The size of the package is extraordinary. It's measured in nanometers, which are one billionth of a meter. "One thousand nanoparticles arranged in a line would be about the diameter of a human hair," Hayes said.

The iron core is about 6 nanometers across, and by the time the ceramic and silver coatings are added, the particle can be about 50-60 nanometers across. Then the target molecules are added.

"Generally, the particle is about 70 nanometers across," Hayes said.

"We use light-scattering and metal analysis to 'look' at the particles," Hayes said. "We use electron microscopy and electric conductivity to generate a digital image."

Because they are smaller than cells, nanoparticles can move deep into tissues through the bloodstream and find their targets. The targeting compound can be easily changed, so the actual particle could be used to seek out many types of infection, he said.

Hayes fabricates and tests the nanoparticles in conjunction with the Pennington Biomedical Research Center in Baton Rouge and the LSU Health Sciences Center in New Orleans. Their primary targets are deep-tissue, antibiotic-resistant bacterial infections that commonly are associated with orthopedic implants.

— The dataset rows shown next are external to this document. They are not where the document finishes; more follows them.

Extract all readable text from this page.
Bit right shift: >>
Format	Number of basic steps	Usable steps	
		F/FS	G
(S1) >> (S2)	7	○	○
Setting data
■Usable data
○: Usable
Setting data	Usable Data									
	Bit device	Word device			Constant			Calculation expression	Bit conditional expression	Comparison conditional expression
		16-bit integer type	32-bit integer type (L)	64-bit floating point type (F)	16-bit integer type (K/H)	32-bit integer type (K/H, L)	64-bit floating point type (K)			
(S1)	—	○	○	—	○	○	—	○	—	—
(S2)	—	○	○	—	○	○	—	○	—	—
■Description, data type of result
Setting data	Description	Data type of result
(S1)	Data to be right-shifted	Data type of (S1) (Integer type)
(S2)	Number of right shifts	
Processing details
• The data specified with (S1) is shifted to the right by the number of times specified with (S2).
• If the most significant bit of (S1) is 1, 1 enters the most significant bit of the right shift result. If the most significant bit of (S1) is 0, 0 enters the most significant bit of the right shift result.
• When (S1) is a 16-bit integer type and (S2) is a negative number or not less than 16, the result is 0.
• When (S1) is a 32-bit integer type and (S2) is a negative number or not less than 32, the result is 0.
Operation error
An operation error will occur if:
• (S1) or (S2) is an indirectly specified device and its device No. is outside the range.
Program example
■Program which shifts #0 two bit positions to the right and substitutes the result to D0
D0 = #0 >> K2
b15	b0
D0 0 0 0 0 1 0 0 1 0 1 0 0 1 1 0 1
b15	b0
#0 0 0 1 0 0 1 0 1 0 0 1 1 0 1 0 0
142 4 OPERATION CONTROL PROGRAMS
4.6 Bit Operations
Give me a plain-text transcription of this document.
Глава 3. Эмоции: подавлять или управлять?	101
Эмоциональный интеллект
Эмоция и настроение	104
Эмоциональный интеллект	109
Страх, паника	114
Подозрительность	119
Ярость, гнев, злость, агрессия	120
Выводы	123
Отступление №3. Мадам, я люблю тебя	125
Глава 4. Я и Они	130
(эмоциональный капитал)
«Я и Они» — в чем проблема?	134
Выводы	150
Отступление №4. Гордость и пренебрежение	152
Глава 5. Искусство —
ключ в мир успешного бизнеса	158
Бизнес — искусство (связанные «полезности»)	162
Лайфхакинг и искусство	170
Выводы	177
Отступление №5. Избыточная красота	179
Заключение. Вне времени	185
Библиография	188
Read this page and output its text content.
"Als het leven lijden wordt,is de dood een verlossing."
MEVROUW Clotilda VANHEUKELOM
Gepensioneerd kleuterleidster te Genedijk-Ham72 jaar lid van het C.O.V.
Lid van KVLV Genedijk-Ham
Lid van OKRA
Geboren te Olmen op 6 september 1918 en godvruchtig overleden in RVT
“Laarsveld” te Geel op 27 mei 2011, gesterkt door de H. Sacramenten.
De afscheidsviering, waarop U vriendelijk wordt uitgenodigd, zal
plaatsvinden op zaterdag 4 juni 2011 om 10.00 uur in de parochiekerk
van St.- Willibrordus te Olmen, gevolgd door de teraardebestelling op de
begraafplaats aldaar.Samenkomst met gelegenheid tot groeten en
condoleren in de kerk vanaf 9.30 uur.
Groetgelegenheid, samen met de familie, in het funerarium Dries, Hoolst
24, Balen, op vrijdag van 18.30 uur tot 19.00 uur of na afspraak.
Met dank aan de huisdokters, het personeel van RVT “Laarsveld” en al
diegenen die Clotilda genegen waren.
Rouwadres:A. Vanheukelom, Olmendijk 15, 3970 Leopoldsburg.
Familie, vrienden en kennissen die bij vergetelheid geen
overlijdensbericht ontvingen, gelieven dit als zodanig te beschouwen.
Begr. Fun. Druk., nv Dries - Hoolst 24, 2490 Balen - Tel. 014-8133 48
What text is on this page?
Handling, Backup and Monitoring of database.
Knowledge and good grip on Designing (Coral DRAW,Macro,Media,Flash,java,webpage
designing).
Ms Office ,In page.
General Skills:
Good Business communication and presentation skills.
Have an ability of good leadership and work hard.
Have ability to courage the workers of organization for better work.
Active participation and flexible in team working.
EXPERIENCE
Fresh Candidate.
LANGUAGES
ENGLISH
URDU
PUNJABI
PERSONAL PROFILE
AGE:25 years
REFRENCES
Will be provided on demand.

The current process uses a unique steroid-based molecule that targets MRSA – Methicillin-resistant Staphylococcus aureus, a bacterial infection that is highly resistant to some antibiotics.

The coating part of the technology allows the antibacterial component to remain inert while it moves through the body. After it finds the infection, the doctors use an MRI to locate the nanoparticle because of the iron core. Then, once the drug reaches the infection, it can be activated by interaction with the bacteria or it can be triggered from outside the body using a laser. This allows patients to receive a higher dose of a drug that can act on the infection.

One of the challenges, Hayes said, is to ensure the nanoparticle can attract the antibacterial molecules, called aptamers, changing them. The targets don't have to be limited to MRSA, either. Other infections could be treated with different aptamers attached to the delivery system.

"This is particularly adaptable to orthopedics and implants now," Hayes said. "Better outcomes and fewer surgeries are the goals. This can give patients a quicker return to function and a better quality of life."

One of the advantages to working in the LSU AgCenter is the opportunity to collaborate with other researchers at Pennington and the LSU Life Sciences Center, Hayes said.

"By the normal process of the university, we were in the same place at the same time," he said. "Without the mandate to do research through public funding, this wouldn't have happened."